The Mesoamerican linguistic area

A linguistic area is a geographical region in which the languages share structural traits as a result of contact between the languages of the area. The language families (including language isolates) that make up the Mesoamerican linguistic area are Aztecan (Nahuan, a branch of Uto-Aztecan), Cuitlatec, Huave, Mayan, Mixe-Zoquean, Otomanguean, Tarascan, Tequistlatecan, Totonacan, and Xinkan. The languages of Mesoamerica share several structural features—some shared by all the languages of the area and by some languages beyond the borders of Mesoamerica, some traits shared by several but not all the languages in the area, and five areal traits that are shared by essentially all Mesoamerican languages but not by neighbouring languages beyond this area. These five traits have been considered especially strong evidence for defining this linguistic area. Four of the five traits have essentially the same distribution, clustering at the borders of Mesoamerica.

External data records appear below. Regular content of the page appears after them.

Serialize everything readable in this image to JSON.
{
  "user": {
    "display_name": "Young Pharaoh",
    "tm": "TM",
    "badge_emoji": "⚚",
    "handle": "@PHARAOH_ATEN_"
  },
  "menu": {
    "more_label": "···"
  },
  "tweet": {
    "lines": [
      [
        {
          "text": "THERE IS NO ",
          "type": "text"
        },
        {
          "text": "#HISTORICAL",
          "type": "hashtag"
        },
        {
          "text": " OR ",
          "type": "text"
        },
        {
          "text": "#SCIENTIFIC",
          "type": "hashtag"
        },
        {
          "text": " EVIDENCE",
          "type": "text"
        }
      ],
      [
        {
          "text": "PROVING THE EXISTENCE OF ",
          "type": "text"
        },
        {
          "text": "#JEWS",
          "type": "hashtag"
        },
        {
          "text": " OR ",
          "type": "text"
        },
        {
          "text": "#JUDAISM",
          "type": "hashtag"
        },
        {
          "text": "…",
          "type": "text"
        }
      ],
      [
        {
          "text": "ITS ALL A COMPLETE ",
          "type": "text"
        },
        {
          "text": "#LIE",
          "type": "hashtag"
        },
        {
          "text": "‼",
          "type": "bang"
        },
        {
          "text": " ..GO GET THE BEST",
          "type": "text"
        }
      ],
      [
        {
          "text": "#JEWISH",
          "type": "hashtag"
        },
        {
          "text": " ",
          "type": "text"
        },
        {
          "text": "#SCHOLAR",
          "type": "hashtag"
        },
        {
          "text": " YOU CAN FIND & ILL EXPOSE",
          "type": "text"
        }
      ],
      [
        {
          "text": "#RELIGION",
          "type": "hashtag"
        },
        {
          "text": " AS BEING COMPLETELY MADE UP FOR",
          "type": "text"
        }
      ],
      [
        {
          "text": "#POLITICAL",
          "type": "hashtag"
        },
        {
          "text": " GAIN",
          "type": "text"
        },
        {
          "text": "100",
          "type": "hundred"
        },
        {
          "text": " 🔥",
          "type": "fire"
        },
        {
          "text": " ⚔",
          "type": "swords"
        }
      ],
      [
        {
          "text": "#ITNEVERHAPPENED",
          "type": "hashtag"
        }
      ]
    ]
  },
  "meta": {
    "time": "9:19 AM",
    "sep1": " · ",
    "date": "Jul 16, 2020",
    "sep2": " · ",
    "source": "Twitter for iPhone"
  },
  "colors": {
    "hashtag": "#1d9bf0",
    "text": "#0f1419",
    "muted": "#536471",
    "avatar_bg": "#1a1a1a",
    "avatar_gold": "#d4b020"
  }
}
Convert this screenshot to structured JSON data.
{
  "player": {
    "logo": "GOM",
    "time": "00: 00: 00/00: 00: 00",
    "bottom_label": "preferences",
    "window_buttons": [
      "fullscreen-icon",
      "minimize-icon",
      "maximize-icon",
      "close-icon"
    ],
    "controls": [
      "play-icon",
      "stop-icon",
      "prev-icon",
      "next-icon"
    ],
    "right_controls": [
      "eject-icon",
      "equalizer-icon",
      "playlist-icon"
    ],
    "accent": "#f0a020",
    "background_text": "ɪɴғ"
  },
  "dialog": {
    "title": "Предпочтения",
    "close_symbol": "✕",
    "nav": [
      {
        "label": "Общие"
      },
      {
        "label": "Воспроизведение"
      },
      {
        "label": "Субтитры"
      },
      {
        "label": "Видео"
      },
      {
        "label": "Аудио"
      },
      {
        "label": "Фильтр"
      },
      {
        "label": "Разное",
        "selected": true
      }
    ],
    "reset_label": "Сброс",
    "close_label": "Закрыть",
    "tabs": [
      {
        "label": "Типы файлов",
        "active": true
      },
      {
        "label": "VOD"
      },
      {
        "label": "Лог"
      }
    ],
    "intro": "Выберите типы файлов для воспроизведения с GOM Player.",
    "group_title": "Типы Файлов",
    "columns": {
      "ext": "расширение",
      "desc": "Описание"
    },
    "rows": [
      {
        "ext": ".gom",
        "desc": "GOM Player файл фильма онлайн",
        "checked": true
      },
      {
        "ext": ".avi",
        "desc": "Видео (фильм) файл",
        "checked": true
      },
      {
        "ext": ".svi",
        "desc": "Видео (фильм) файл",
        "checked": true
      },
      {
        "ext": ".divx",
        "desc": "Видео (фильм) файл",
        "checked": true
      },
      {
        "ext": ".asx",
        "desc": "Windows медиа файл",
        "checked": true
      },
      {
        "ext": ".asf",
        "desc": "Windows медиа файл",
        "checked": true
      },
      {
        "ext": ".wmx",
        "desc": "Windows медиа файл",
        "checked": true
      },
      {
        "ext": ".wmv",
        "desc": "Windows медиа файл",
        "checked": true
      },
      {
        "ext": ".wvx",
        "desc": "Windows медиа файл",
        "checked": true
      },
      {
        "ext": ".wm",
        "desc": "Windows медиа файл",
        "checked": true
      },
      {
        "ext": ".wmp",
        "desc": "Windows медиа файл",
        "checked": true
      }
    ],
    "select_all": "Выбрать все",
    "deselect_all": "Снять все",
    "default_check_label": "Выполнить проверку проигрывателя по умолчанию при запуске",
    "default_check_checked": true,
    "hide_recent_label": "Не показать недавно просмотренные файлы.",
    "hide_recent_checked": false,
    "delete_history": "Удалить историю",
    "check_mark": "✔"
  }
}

  1. Nominal possession, as in his-house the man for ‘the man’s house,’ e.g., Pipil (Uto-Aztecan) i-chan ne taakat, literally ‘his-house the man.’
  2. Relational nouns, locative expressions composed of a noun root and possessive pronoun (usually a suffix or prefix), of the form my-head for ‘on me,’ as in K’iche’ (Mayan) chi-uu-pam lee kaxa ‘in the box,’ (literally ‘at-its-stomach the box’).
  3. Vigesimal numeral systems—that is, numeral systems based on combinations of 20—as in Chol (Mayan) hun-k’al ‘20’ (1 × 20), cha’-k’al ‘40’ (2 × 20), ush-k’al ‘60’ (3 × 20), ho’-k’al ‘100’ (5 × 20), hun-bahk’ ‘400’ (1 × 400), chaʔ-bahk’ ‘800’ (2 × 400), and so on.
  4. Non-verb-final basic word order. Languages in the Mesoamerican linguistic area do not have subject–object–verb (SOV) basic word order. Although Mesoamerica is bounded by languages to both the north and the south that have SOV basic word order, languages within the linguistic area have VOS, VSO, or SVO basic order, not SOV. Mayan, some Mixe-Zoquean languages, Xinkan, and varieties of Nahua all share VOS word order, thought to be borrowed (due to language contact) among them, a relatively rare word order among the world’s languages.
  5. A number of calques (loan translation compounds) are shared by the languages of Mesoamerica. These include, for example, ‘boa’ = ‘deer-snake,’ ‘egg’ = ‘bird-stone’ or ‘bird-bone,’ ‘knee’ = ‘leg-head,’ ‘lime’ = ‘stone(-ash),’ and ‘wrist’ = ‘hand-neck,’ among others.